Panneaux solaires DIY: quand produire sa propre énergie devient possible

Panneaux solaires DIY: quand produire sa propre énergie devient possible

La part d'énergie solaire dans la production nationale a chuté de plus de 35% en 2016. Pourtant, atteindre l'autosuffisance énergétique et construire ses panneaux solaires soi-même est désormais possible. Des start-up encouragent cette indépendance, à l'image de Sunberry, producteur de panneaux solaires thermiques et intelligents.

Et si installer des panneaux solaires devenait plus simple, moins cher et possible à faire soi-même? C’est le pari de Sunberry, une start-up qui propose de fabriquer ses panneaux solaires avec des matériaux abordables, et facilement accessibles.

La France, mauvaise élève de l’énergie solaire

En France, l’énergie solaire ne couvre que 2% des besoins en électricité. C’est peu par rapport à d’autres pays européens. En Allemagne, par exemple, leader européen du secteur, ce chiffre était de plus de 6% en 2016. Chez nous, cette part était même en nette diminution en 2016. Selon le think tank France Territoire Solaire, l’année 2016 a été “la pire des années jamais observée” en termes d’énergie solaire. Les installations de panneaux photovoltaïques ont baissé de 35% par rapport à 2015 et la filière a couvert 1,6% de la production nationale d’électricité en 2016.

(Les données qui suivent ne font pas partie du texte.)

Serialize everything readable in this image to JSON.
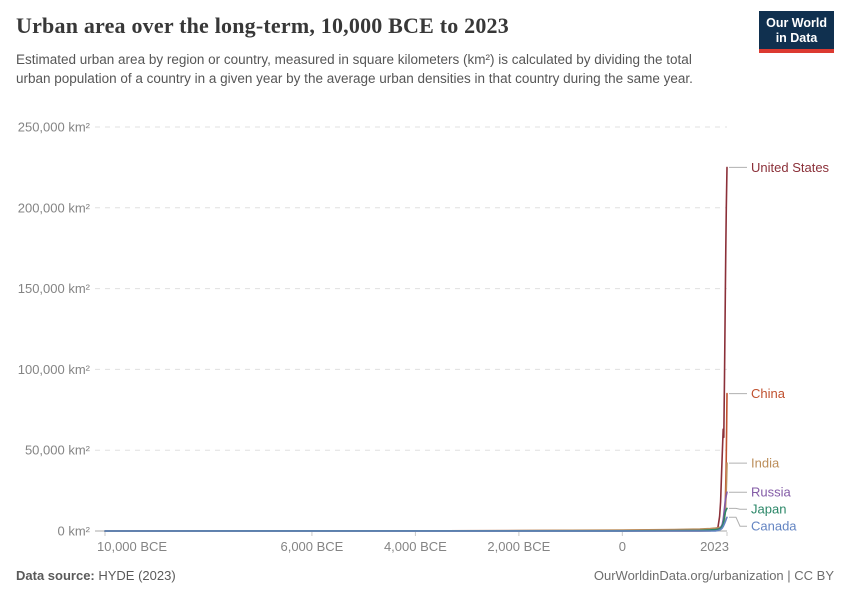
{
  "header": {
    "title": "Urban area over the long-term, 10,000 BCE to 2023",
    "subtitle": "Estimated urban area by region or country, measured in square kilometers (km²) is calculated by dividing the total urban population of a country in a given year by the average urban densities in that country during the same year."
  },
  "logo": {
    "line1": "Our World",
    "line2": "in Data",
    "bg_color": "#10304F",
    "bar_color": "#DC3A31"
  },
  "footer": {
    "source_label": "Data source:",
    "source_value": " HYDE (2023)",
    "credit": "OurWorldinData.org/urbanization | CC BY"
  },
  "chart_data": {
    "type": "line",
    "title": "Urban area over the long-term, 10,000 BCE to 2023",
    "xlabel": "",
    "ylabel": "",
    "xlim": [
      -10000,
      2023
    ],
    "ylim": [
      0,
      250000
    ],
    "grid": "horizontal-dashed",
    "legend_position": "right-edge-labels",
    "x_ticks": [
      {
        "value": -10000,
        "label": "10,000 BCE"
      },
      {
        "value": -6000,
        "label": "6,000 BCE"
      },
      {
        "value": -4000,
        "label": "4,000 BCE"
      },
      {
        "value": -2000,
        "label": "2,000 BCE"
      },
      {
        "value": 0,
        "label": "0"
      },
      {
        "value": 2023,
        "label": "2023"
      }
    ],
    "y_ticks": [
      {
        "value": 0,
        "label": "0 km²"
      },
      {
        "value": 50000,
        "label": "50,000 km²"
      },
      {
        "value": 100000,
        "label": "100,000 km²"
      },
      {
        "value": 150000,
        "label": "150,000 km²"
      },
      {
        "value": 200000,
        "label": "200,000 km²"
      },
      {
        "value": 250000,
        "label": "250,000 km²"
      }
    ],
    "series": [
      {
        "name": "United States",
        "color": "#8B3039",
        "points": [
          [
            -10000,
            0
          ],
          [
            -2000,
            0
          ],
          [
            0,
            20
          ],
          [
            1500,
            60
          ],
          [
            1700,
            120
          ],
          [
            1800,
            500
          ],
          [
            1850,
            2500
          ],
          [
            1880,
            9000
          ],
          [
            1900,
            18000
          ],
          [
            1920,
            38000
          ],
          [
            1940,
            55000
          ],
          [
            1950,
            63000
          ],
          [
            1962,
            58000
          ],
          [
            1975,
            95000
          ],
          [
            1990,
            145000
          ],
          [
            2000,
            175000
          ],
          [
            2010,
            200000
          ],
          [
            2023,
            225000
          ]
        ]
      },
      {
        "name": "China",
        "color": "#C0512F",
        "points": [
          [
            -10000,
            0
          ],
          [
            -5000,
            50
          ],
          [
            -2000,
            180
          ],
          [
            0,
            450
          ],
          [
            1000,
            700
          ],
          [
            1500,
            900
          ],
          [
            1700,
            1100
          ],
          [
            1800,
            1300
          ],
          [
            1880,
            1500
          ],
          [
            1920,
            2200
          ],
          [
            1950,
            4500
          ],
          [
            1975,
            9000
          ],
          [
            1990,
            17000
          ],
          [
            2005,
            38000
          ],
          [
            2015,
            62000
          ],
          [
            2023,
            85000
          ]
        ]
      },
      {
        "name": "India",
        "color": "#BC8E5A",
        "points": [
          [
            -10000,
            0
          ],
          [
            -5000,
            80
          ],
          [
            -2000,
            250
          ],
          [
            0,
            600
          ],
          [
            1000,
            900
          ],
          [
            1500,
            1200
          ],
          [
            1700,
            1500
          ],
          [
            1800,
            1800
          ],
          [
            1850,
            2000
          ],
          [
            1900,
            2400
          ],
          [
            1950,
            3500
          ],
          [
            1970,
            6000
          ],
          [
            1990,
            12000
          ],
          [
            2005,
            22000
          ],
          [
            2015,
            32000
          ],
          [
            2023,
            42000
          ]
        ]
      },
      {
        "name": "Russia",
        "color": "#835BA6",
        "points": [
          [
            -10000,
            0
          ],
          [
            0,
            80
          ],
          [
            1500,
            250
          ],
          [
            1700,
            400
          ],
          [
            1800,
            700
          ],
          [
            1850,
            1000
          ],
          [
            1900,
            2000
          ],
          [
            1930,
            4000
          ],
          [
            1950,
            7000
          ],
          [
            1970,
            13000
          ],
          [
            1990,
            19000
          ],
          [
            2005,
            21500
          ],
          [
            2023,
            24000
          ]
        ]
      },
      {
        "name": "Japan",
        "color": "#2B8768",
        "points": [
          [
            -10000,
            0
          ],
          [
            0,
            60
          ],
          [
            1000,
            200
          ],
          [
            1500,
            400
          ],
          [
            1700,
            700
          ],
          [
            1800,
            900
          ],
          [
            1880,
            1300
          ],
          [
            1920,
            2500
          ],
          [
            1950,
            4500
          ],
          [
            1970,
            8000
          ],
          [
            1990,
            11500
          ],
          [
            2005,
            13000
          ],
          [
            2023,
            14000
          ]
        ]
      },
      {
        "name": "Canada",
        "color": "#6384C2",
        "points": [
          [
            -10000,
            0
          ],
          [
            1700,
            10
          ],
          [
            1800,
            80
          ],
          [
            1850,
            300
          ],
          [
            1900,
            900
          ],
          [
            1930,
            1800
          ],
          [
            1950,
            2800
          ],
          [
            1975,
            4500
          ],
          [
            1995,
            6200
          ],
          [
            2010,
            7500
          ],
          [
            2023,
            8500
          ]
        ]
      }
    ]
  }
}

Pourtant, l’investissement sur le long terme a de quoi séduire : un kilowatt d’électricité produit par panneau solaire coûte environ 10 centimes d’euro, alors que le kilowatt vendu par EDF se situe aux alentours de 15 centimes.

Les panneaux Sunberry sont des panneaux solaires thermiques qui utilisent les rayons solaires pour chauffer l’eau, à l’inverse des panneaux photovoltaïques qui, eux, transforment directement l'énergie solaire en électricité. Ces derniers coûtent beaucoup plus cher, récupère seulement 10% de la chaleur en la transformant en électricité, et sont pourtant l’installation d’énergie solaire la plus répandue en France.

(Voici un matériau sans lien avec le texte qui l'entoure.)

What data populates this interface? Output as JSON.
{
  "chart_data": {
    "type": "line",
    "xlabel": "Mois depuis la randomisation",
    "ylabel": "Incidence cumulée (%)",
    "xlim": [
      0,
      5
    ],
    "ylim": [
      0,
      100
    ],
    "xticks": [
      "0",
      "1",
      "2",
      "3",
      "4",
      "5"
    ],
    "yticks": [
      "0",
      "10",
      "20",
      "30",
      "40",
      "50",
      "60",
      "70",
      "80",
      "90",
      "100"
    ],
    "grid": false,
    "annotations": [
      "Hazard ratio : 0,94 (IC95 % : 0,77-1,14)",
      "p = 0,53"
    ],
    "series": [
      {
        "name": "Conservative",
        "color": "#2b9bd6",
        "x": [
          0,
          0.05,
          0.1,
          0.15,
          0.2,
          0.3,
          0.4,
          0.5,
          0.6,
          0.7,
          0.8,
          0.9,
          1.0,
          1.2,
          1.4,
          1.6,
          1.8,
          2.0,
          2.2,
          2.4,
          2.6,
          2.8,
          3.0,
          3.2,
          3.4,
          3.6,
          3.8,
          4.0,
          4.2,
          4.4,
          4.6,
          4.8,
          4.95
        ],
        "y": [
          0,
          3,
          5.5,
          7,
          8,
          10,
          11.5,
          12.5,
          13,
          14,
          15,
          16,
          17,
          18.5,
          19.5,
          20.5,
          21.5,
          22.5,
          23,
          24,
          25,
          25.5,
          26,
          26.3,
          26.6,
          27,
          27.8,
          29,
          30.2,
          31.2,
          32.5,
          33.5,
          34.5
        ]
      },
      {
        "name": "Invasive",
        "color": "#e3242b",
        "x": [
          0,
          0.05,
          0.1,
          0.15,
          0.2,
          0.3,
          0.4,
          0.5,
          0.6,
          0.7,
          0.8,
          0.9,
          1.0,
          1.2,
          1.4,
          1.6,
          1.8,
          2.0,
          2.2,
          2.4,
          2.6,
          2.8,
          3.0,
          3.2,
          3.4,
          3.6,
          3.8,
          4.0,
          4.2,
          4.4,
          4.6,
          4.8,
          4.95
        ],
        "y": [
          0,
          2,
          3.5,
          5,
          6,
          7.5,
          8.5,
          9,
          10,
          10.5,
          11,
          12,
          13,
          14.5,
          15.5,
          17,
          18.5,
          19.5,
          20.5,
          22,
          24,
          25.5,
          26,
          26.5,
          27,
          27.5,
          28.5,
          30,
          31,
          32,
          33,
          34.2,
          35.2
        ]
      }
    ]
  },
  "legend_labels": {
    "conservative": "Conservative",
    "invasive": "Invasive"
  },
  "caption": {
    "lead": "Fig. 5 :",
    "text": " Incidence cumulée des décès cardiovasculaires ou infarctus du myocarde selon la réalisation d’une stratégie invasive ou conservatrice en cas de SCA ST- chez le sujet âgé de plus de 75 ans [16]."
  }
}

Des installations accessibles

Coût de l’opération pour un panneau Sunberry ? 40 euros en moyenne par panneau et 3 heures pour le fabriquer. Selon la start-up, un panneau de 2,6 m2 produit une puissance d’environ 1500 watts et permet de produire plus de 100 litres d’eau chaude par journée ensoleillée, soit l’équivalent de deux douches de trois minutes. Pour produire 1500 watts avec un panneau photovoltaïque, il doit mesurer 15 m2, soit une surface cinq fois plus grande pour la même production énergétique. Les panneaux Sunberry impliquent donc un gain de place mais aussi d’argent particulièrement attractif, un avantage dont la start-up est bien consciente.

Le consommateur souscrit à un abonnement mensuel pour pouvoir profiter de mises à jour de l’application ainsi qu’à des kits à prix fixes qui lui donnent accès à la liste du matériel pour construire le panneau solaire, des plans et des vidéos explicatives pour le monter, et l’application sunberry, pour pouvoir suivre en direct l’énergie produite. Les panneaux peuvent être branchés sur des radiateurs, des chaudières ou même sur la buse de sortie d’une piscine.

Perfectionner le système

Pour l’instant, impossible de brancher directement un panneau Sunberry sur une installation de chauffage traditionnelle. Il faut le relier à un radiateur à eau pour que l’eau chaude puisse arriver dans la pièce. Pour répondre à la demande grandissante de ses clients qui souhaitent pouvoir brancher ces panneaux sur leur installation existante, Sunberry lance actuellement une campagne de financement participatif. Autre limite à l’innovation : ceux qui habitent en immeuble ne peuvent pas installer ces panneaux, sauf s’ils disposent d’un balcon sur lequel poser un panneau.

En ce qui concerne le paysage Français, la filière solaire thermique ne permet pour l’instant que de produire une infime part de l’énergie renouvelable en France. En 2013, cette part était de 0,4%, mais les acteurs du secteur de l’énergie solaire restent confiants. Ils prédisent un rebond du photovoltaïque grâce à la stabilisation des règles autour des installations mais aussi grâce au développement de l’autoconsommation.